The company has also sliced $1000 out of City light sedan prices, even though that model – like most of Honda’s biggest sellers in Australia – is imported duty-free from Thailand under the free-trade agreement and therefore will enjoy no cost benefit from the tariff cut.
Honda Australia spokesman Mark Higgins said the City price change, which drops the base VTi manual to $19,490, was designed to bring prices of the light sedan closer to those of rivals.
In October, Mazda chopped prices of its Mazda2 five-door hatch range by up to $600, bringing the manual Mazda2 Neo down to $17,005. As well, the larger Mazda3 Neo sedan and hatch were reduced to $21,330 – a premium of less than $1000 over the previous City sedan pricing.

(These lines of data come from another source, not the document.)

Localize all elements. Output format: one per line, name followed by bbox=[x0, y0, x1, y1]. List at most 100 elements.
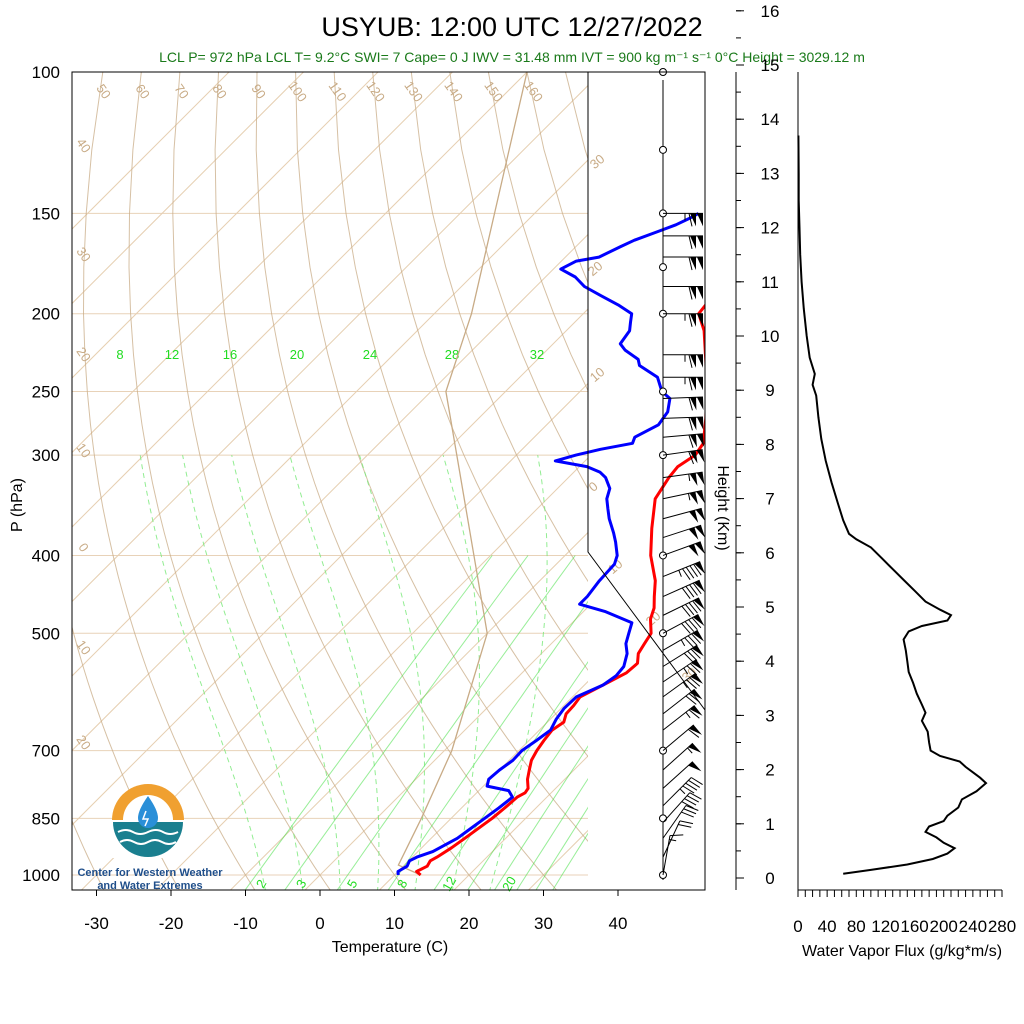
wind-barb bbox=[663, 235, 703, 250]
wind-barb-full bbox=[685, 695, 697, 705]
wind-barb bbox=[662, 614, 705, 634]
chart-subtitle: LCL P= 972 hPa LCL T= 9.2°C SWI= 7 Cape=… bbox=[159, 49, 865, 65]
wind-barb-full bbox=[687, 635, 698, 646]
wind-barb bbox=[662, 561, 705, 580]
wind-barb bbox=[663, 313, 703, 327]
wind-barb bbox=[663, 256, 703, 271]
mixing-ratio-line bbox=[516, 777, 588, 890]
wind-barb-staff bbox=[662, 541, 701, 556]
wind-barb-full bbox=[685, 566, 695, 579]
wind-barb-staff bbox=[662, 489, 703, 500]
wind-barb-flag bbox=[696, 433, 704, 447]
wind-barb-full bbox=[684, 637, 695, 648]
dry-adiabat-label-top: 110 bbox=[326, 79, 350, 105]
wind-barb-flag bbox=[690, 313, 696, 327]
pressure-tick-label: 250 bbox=[32, 383, 60, 402]
wind-barb-full bbox=[683, 808, 697, 815]
isotherm-line bbox=[72, 72, 379, 379]
wind-barb-full bbox=[681, 811, 694, 818]
wind-barb-full bbox=[687, 729, 700, 738]
dry-adiabat bbox=[487, 72, 588, 392]
wind-barb bbox=[662, 396, 704, 411]
wind-barb-full bbox=[688, 779, 701, 788]
wind-barb-half bbox=[687, 493, 691, 501]
dry-adiabat-label-left: 10 bbox=[73, 440, 94, 460]
wind-barb-flag bbox=[689, 450, 698, 464]
temperature-profile bbox=[415, 303, 705, 877]
flux-tick-label: 40 bbox=[818, 917, 837, 936]
wind-barb bbox=[662, 792, 702, 823]
wind-barb-staff bbox=[662, 820, 681, 858]
wind-barb-half bbox=[678, 570, 682, 577]
temperature-tick-label: -20 bbox=[159, 914, 184, 933]
pressure-tick-label: 200 bbox=[32, 305, 60, 324]
wind-barb-full bbox=[669, 834, 684, 837]
dry-adiabat bbox=[372, 72, 588, 671]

The new Honda City price not only realigns the price with Mazda rivals but brings it into line with Toyota’s similarly sized Yaris sedan, which starts at $19,530.
In Honda’s round of price cuts, the biggest price slice has been made on the Japanese-made luxury Legend flagship, which drops $3000 to $76,990, while the Odyssey people-mover – also made in Honda’s homeland – comes down $2000, to start at $41,990.
Honda Australia’s biggest selling Japanese car, the Accord Euro, enjoys prices cuts of between $1500 and $2000, with the base Euro manual now starting at $33,490.
While most Honda Civics are made in Thailand and are therefore unchanged in price, two specialty models – the UK-built Civic Type R and five-door Si – are around $2000 cheaper, thanks to the federal tarriff concession.
The sporty three-door Type R is now $39,990 – the price it was launched at in 2007.
Prices of the Thai-built Jazz, Civic sedan, Accord and CR-V are all unchanged. These Thai models account for about 80 per cent of Honda sales volume in Australia.
So far this year, Honda sales are down 25.1 per cent in a market down 11.7 per cent.